Abstract

During pregnancy, the changes of cardiovascular physiology can impose additional load and risk on the cardiovascular system of women with heart disease. Care of women with heart disease and childbearing potential should include preconception risk stratification and counselling. Risk stratification rests on a carefully obtained history and examination, electrocardiography and echocardiography. Exercise capacity is an important predictor of maternal cardiovascular events. High-risk conditions include severe pulmonary hypertension, cyanotic lesions, severe left ventricular obstruction and aortic disease in Marfan-Syndrome. High-risk patients should be referred to and cared for by tertiary centres. A multidisciplinary team approach with cardiologists, obstetricians and anaesthetists during pregnancy, delivery and the postpartum period is recommended. Meticulous attention should be paid to effective anticoagulation for prosthetic heart valves. Risks and benefits of the anticoagulation strategy should be fully discussed with the patient. Peripartal cardiomyopathy is a disease that occurs during he late stages of pregnancy and the peripartum period and is associated with congestive heart failure, thrombembolism, cardiac death and recurrence in subsequent pregnancies.
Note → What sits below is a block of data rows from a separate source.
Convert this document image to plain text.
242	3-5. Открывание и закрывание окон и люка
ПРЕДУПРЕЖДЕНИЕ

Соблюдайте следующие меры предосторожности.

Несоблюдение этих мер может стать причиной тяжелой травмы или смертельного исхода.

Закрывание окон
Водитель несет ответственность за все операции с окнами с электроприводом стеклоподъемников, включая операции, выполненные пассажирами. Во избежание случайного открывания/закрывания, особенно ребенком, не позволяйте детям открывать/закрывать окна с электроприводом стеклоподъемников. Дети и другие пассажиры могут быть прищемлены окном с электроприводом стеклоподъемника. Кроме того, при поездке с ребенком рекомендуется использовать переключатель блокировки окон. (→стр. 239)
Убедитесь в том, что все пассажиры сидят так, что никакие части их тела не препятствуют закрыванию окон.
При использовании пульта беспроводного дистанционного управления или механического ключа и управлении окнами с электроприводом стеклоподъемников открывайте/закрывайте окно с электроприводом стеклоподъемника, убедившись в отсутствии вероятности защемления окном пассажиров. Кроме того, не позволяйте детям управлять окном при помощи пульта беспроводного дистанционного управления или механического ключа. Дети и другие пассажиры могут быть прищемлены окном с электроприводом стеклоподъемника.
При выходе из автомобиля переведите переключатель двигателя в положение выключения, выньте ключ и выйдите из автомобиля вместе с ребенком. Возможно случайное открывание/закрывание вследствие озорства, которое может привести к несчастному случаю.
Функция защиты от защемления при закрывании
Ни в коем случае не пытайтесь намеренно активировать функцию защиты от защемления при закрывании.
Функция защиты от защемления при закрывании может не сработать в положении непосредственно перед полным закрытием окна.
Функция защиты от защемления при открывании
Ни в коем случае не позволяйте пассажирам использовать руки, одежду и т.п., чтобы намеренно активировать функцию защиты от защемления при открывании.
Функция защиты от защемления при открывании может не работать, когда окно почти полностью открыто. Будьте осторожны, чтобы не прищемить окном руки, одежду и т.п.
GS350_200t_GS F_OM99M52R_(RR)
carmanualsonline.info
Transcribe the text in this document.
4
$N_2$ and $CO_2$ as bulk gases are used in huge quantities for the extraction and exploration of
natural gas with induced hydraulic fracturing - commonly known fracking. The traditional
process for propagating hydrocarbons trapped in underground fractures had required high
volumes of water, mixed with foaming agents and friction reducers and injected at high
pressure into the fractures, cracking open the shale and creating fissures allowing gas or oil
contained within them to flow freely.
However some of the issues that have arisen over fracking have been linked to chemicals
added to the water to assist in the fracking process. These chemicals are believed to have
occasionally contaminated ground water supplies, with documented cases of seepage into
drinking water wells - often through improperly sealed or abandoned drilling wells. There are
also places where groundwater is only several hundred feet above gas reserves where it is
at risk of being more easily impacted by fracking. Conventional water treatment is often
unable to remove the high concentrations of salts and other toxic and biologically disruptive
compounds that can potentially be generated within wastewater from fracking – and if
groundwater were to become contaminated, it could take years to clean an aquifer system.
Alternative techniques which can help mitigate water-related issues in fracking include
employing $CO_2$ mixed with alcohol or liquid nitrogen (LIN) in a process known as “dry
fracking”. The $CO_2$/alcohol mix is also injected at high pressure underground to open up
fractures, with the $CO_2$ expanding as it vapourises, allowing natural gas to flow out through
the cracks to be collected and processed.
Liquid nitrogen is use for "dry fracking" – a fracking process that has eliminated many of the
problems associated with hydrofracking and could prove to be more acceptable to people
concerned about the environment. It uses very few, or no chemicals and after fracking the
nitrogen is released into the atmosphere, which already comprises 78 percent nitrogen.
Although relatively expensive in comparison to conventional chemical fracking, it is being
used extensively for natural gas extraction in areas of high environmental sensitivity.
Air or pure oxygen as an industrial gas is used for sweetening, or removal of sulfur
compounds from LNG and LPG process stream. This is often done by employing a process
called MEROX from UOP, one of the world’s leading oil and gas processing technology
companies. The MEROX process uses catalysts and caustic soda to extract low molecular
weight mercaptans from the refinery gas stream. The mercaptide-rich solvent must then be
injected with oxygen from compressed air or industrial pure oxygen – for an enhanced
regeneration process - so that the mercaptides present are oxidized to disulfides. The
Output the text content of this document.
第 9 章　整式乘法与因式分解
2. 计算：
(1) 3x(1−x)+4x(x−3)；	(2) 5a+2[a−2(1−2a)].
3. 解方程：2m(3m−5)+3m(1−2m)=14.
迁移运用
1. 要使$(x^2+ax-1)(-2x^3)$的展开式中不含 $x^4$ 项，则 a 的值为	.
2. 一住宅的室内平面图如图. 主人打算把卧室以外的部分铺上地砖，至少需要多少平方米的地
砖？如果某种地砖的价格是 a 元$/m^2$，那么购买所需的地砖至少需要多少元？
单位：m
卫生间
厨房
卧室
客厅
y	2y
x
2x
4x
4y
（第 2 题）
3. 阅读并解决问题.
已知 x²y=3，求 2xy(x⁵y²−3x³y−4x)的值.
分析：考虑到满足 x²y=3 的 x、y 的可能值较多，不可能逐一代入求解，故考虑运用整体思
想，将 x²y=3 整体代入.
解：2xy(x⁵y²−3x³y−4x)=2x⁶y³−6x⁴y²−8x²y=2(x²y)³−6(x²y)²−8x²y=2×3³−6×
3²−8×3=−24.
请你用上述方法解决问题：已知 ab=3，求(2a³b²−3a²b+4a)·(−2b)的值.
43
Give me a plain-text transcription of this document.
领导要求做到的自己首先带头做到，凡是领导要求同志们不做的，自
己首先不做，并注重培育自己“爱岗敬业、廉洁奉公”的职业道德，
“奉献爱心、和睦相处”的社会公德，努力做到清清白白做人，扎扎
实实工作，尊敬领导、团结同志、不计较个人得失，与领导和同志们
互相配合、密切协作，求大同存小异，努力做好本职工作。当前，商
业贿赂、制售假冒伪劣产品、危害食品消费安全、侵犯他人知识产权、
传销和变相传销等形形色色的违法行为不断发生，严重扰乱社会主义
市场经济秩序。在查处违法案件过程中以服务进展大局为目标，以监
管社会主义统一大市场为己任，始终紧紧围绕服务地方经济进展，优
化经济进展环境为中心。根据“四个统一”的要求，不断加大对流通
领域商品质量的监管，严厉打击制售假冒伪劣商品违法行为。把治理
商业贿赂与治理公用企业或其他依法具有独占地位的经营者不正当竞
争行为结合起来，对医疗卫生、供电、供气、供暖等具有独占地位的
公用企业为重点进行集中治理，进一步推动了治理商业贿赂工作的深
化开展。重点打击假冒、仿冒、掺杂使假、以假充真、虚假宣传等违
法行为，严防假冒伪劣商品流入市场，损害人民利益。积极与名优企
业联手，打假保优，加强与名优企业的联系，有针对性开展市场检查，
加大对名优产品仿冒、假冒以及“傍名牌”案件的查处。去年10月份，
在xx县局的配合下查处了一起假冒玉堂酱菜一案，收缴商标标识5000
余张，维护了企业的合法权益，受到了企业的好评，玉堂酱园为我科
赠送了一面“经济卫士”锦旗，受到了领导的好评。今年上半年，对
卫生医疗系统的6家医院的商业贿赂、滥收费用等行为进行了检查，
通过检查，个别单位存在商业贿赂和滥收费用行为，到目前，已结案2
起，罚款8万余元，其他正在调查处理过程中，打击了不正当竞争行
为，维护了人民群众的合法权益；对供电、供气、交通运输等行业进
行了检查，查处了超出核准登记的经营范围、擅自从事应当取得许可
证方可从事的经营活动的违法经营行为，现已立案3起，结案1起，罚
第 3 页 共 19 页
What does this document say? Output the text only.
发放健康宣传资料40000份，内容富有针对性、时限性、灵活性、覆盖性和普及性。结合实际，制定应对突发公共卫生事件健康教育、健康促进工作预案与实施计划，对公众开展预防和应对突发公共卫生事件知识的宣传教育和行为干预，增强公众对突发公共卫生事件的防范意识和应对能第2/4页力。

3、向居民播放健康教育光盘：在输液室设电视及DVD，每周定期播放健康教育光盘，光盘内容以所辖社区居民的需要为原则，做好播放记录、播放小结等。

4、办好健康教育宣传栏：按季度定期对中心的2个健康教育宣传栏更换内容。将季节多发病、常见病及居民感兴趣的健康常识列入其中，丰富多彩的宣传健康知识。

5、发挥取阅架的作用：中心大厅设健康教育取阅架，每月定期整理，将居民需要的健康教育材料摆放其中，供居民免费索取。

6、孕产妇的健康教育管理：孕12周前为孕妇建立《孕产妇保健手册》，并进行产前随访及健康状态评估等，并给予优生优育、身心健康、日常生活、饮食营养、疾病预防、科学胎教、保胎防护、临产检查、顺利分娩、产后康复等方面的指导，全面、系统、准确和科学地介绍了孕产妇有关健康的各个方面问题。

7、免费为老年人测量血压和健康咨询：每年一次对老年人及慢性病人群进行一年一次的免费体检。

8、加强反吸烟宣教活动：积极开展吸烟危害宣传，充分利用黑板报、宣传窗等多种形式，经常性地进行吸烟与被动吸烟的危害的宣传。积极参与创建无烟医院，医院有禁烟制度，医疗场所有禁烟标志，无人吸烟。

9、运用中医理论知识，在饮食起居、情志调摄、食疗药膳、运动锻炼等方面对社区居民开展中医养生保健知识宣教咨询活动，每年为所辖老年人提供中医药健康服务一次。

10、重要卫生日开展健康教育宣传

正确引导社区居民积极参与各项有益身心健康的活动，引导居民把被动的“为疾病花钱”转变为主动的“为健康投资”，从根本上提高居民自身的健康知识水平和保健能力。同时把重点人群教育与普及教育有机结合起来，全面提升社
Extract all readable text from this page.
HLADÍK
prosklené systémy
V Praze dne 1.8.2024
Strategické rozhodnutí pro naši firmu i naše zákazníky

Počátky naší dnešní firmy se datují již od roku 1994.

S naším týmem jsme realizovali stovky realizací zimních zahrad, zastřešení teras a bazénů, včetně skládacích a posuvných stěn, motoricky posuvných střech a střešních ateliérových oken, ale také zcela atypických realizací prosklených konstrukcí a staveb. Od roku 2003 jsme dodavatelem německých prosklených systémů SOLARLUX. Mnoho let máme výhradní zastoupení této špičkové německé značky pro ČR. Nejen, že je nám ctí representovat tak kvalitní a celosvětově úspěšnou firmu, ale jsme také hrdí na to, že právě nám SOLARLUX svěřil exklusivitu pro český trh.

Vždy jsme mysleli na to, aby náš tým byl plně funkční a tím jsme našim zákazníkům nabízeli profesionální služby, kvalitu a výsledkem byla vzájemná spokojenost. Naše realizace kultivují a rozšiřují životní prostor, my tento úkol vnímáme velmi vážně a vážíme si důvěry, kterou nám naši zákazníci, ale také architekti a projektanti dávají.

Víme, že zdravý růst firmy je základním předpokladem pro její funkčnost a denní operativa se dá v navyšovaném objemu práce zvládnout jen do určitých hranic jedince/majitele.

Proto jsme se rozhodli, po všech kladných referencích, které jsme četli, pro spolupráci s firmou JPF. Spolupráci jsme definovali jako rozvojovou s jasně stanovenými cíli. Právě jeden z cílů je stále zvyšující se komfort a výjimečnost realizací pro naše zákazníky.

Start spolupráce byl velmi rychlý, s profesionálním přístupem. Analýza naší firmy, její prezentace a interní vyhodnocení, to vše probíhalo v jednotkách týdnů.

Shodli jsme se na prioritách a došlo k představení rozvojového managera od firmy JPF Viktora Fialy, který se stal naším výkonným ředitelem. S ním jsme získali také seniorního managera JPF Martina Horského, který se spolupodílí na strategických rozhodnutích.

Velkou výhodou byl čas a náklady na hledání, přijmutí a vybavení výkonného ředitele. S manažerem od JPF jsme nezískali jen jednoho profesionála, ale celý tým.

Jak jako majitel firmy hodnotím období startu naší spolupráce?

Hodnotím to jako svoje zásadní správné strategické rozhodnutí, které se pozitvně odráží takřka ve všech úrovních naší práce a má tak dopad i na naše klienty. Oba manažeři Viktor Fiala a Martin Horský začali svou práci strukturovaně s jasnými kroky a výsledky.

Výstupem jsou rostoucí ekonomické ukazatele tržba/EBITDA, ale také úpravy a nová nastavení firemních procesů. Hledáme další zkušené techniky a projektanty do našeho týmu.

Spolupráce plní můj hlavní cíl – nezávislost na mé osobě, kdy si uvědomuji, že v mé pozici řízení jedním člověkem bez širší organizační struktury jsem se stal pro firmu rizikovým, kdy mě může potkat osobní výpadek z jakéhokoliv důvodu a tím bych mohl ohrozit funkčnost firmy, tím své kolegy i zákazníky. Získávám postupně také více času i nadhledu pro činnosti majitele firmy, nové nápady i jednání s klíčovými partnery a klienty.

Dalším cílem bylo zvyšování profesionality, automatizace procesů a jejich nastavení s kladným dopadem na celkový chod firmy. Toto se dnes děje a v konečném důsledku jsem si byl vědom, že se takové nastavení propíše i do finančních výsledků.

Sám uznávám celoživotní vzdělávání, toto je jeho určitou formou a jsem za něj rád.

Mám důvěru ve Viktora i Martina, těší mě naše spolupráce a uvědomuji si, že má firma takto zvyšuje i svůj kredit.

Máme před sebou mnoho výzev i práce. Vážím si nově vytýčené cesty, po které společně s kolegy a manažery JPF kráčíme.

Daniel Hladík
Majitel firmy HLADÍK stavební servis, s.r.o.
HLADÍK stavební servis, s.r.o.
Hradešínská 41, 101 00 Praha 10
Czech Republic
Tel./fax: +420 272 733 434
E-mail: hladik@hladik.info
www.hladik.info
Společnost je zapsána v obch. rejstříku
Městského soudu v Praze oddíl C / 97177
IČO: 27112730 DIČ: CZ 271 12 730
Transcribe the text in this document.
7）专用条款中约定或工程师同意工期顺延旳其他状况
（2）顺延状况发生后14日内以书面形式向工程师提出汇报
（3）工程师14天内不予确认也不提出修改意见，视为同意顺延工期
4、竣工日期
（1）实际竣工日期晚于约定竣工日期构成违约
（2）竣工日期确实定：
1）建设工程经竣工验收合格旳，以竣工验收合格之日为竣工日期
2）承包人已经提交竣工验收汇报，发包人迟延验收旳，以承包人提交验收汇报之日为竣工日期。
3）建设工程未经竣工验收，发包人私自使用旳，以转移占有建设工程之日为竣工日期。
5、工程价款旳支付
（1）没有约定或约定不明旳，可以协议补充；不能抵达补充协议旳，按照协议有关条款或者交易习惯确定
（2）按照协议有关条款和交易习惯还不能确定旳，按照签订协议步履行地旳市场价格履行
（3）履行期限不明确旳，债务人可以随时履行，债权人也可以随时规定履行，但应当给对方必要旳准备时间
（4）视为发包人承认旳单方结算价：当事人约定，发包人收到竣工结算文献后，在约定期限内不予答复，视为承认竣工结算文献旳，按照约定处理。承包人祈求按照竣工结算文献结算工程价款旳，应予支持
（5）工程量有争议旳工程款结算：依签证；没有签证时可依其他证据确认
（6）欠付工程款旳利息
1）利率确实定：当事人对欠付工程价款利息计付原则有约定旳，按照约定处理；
Dilated cardiomyopathy with impaired functional reserve or markedly impaired left ventricular function constitutes a high risk for the pregnant women. In addition to sodium restriction, treatment of heart failure consists of loop diuretics, vasodilators, digoxin and beta-blockers, if appropriate. Coronary heart disease and myocardial infarction are rare during pregnancy but should be considered in women with chest pain. Pharmacological therapy of rhythm disorders should be reserved for arrhythmias resulting in maternal or fetal hemodynamic compromise and for arrhythmias with intolerable symptoms.